Shape Constraints in Symbolic Regression using Penalized Least Squares
Viktor Martinek, Julia Reuter, Ophelia Frotscher, Sanaz Mostaghim, Markus Richter, Roland Herzog
TL;DR
The paper addresses how to incorporate shape constraints into symbolic regression by penalizing SC violations during the parameter identification step using gradient-based, second-order optimization. It formulates SC as constraints evaluated at a finite set of points and combines their penalties with the SR loss in a soft-constrained framework, implemented within the TiSR NSGA-II-based platform. Through experiments on Gaussian, magman, and van der Waals problems under varying noise and data scarcity, the approach minimizes SC violations during fitting (minim_obj) and is compared to a baseline and a post-hoc SC-penalized variant (obj). Results show that SC helps most when data are limited, with minim_obj providing statistically significant gains in some cases while never performing worse overall, indicating practical utility for extrapolation and prior-knowledge integration in data-sparse regimes. The work points to future extensions to empirical datasets and broader SC types to further amplify benefits in real-world applications.
Abstract
We study the addition of shape constraints (SC) and their consideration during the parameter identification step of symbolic regression (SR).
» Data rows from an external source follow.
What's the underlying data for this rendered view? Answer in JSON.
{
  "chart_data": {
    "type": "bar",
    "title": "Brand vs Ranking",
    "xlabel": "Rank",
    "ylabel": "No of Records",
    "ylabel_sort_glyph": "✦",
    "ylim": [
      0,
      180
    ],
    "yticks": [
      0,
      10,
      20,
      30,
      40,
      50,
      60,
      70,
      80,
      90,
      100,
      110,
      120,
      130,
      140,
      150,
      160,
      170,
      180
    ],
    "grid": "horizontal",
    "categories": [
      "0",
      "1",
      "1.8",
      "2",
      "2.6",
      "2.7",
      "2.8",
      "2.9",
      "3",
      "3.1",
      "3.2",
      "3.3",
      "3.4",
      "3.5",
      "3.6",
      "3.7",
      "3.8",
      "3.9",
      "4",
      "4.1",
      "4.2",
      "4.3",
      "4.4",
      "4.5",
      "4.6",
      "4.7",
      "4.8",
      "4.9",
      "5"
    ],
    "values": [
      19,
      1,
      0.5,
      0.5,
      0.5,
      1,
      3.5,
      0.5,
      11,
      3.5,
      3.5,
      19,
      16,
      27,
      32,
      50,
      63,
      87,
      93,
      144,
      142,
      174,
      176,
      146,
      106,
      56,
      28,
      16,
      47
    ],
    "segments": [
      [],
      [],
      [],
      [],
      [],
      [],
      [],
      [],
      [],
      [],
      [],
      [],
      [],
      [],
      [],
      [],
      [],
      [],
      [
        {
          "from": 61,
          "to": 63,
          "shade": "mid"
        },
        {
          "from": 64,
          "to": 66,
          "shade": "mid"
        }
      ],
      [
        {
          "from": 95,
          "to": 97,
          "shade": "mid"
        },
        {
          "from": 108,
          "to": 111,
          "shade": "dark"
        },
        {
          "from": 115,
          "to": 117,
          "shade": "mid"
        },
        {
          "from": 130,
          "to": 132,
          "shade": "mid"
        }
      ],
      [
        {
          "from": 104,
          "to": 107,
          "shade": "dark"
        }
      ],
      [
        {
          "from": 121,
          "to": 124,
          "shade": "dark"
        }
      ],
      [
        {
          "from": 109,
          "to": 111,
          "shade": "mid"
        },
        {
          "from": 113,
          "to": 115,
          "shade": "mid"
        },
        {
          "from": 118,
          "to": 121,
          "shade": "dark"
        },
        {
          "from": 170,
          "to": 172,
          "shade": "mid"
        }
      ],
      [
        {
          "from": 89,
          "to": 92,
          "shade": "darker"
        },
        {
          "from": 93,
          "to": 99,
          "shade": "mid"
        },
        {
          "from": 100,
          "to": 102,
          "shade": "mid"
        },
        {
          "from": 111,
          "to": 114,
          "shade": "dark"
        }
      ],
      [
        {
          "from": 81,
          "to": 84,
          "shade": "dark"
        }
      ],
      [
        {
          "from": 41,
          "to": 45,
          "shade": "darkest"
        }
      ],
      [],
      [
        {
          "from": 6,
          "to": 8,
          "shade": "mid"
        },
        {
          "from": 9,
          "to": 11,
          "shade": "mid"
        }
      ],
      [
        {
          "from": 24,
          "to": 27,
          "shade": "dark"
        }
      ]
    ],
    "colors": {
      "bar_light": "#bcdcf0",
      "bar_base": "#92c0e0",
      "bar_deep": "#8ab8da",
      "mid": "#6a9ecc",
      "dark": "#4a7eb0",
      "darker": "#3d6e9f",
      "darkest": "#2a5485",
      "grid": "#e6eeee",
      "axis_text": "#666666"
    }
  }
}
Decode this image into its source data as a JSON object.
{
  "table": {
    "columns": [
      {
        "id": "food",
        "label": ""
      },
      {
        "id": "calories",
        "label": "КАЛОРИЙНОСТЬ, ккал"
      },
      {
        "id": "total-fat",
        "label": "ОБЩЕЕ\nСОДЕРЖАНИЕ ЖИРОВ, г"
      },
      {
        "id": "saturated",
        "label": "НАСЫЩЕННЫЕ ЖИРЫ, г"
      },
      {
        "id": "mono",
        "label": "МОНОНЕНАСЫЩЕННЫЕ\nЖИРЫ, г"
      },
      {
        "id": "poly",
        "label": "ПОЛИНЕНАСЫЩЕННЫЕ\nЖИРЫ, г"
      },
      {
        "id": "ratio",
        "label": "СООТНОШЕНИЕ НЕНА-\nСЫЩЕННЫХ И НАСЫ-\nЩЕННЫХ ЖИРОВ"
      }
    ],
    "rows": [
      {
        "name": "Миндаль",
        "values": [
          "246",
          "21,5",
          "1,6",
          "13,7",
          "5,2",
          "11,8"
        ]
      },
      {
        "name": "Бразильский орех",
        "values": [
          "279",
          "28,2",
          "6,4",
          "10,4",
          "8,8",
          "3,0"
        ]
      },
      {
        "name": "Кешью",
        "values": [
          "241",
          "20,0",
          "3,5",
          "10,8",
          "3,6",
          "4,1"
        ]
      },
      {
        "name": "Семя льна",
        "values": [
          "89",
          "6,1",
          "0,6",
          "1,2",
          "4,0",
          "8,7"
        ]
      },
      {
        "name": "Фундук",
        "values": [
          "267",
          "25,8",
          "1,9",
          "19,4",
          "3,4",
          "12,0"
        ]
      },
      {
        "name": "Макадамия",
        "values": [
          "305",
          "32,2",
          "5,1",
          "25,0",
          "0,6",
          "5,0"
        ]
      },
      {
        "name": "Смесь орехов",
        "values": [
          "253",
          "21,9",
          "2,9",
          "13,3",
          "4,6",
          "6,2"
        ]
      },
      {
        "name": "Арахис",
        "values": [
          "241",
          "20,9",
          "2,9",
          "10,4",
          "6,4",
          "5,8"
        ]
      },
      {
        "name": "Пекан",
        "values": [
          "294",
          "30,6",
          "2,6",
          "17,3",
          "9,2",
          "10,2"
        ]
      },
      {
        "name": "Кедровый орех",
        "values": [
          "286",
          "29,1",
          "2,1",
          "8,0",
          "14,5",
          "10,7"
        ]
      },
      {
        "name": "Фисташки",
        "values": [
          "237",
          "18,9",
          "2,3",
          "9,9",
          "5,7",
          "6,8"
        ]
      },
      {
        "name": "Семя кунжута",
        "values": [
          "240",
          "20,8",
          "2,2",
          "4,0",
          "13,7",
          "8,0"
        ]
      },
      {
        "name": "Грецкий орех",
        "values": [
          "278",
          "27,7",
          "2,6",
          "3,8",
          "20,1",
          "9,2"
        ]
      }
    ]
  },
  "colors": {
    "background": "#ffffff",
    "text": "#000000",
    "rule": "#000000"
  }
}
SC serve as a means to introduce prior knowledge about the shape of the otherwise unknown model function into SR. Unlike previous works that have explored SC in SR, we propose minimizing SC violations during parameter identification using gradient-based numerical optimization. We test three algorithm variants to evaluate their performance in identifying three symbolic expressions from synthetically generated data sets. This paper examines two benchmark scenarios: one with varying noise levels and another with reduced amounts of training data. The results indicate that incorporating SC into the expression search is particularly beneficial when data is scarce. Compared to using SC only in the selection process, our approach of minimizing violations during parameter identification shows a statistically significant benefit in some of our test cases, without being significantly worse in any instance.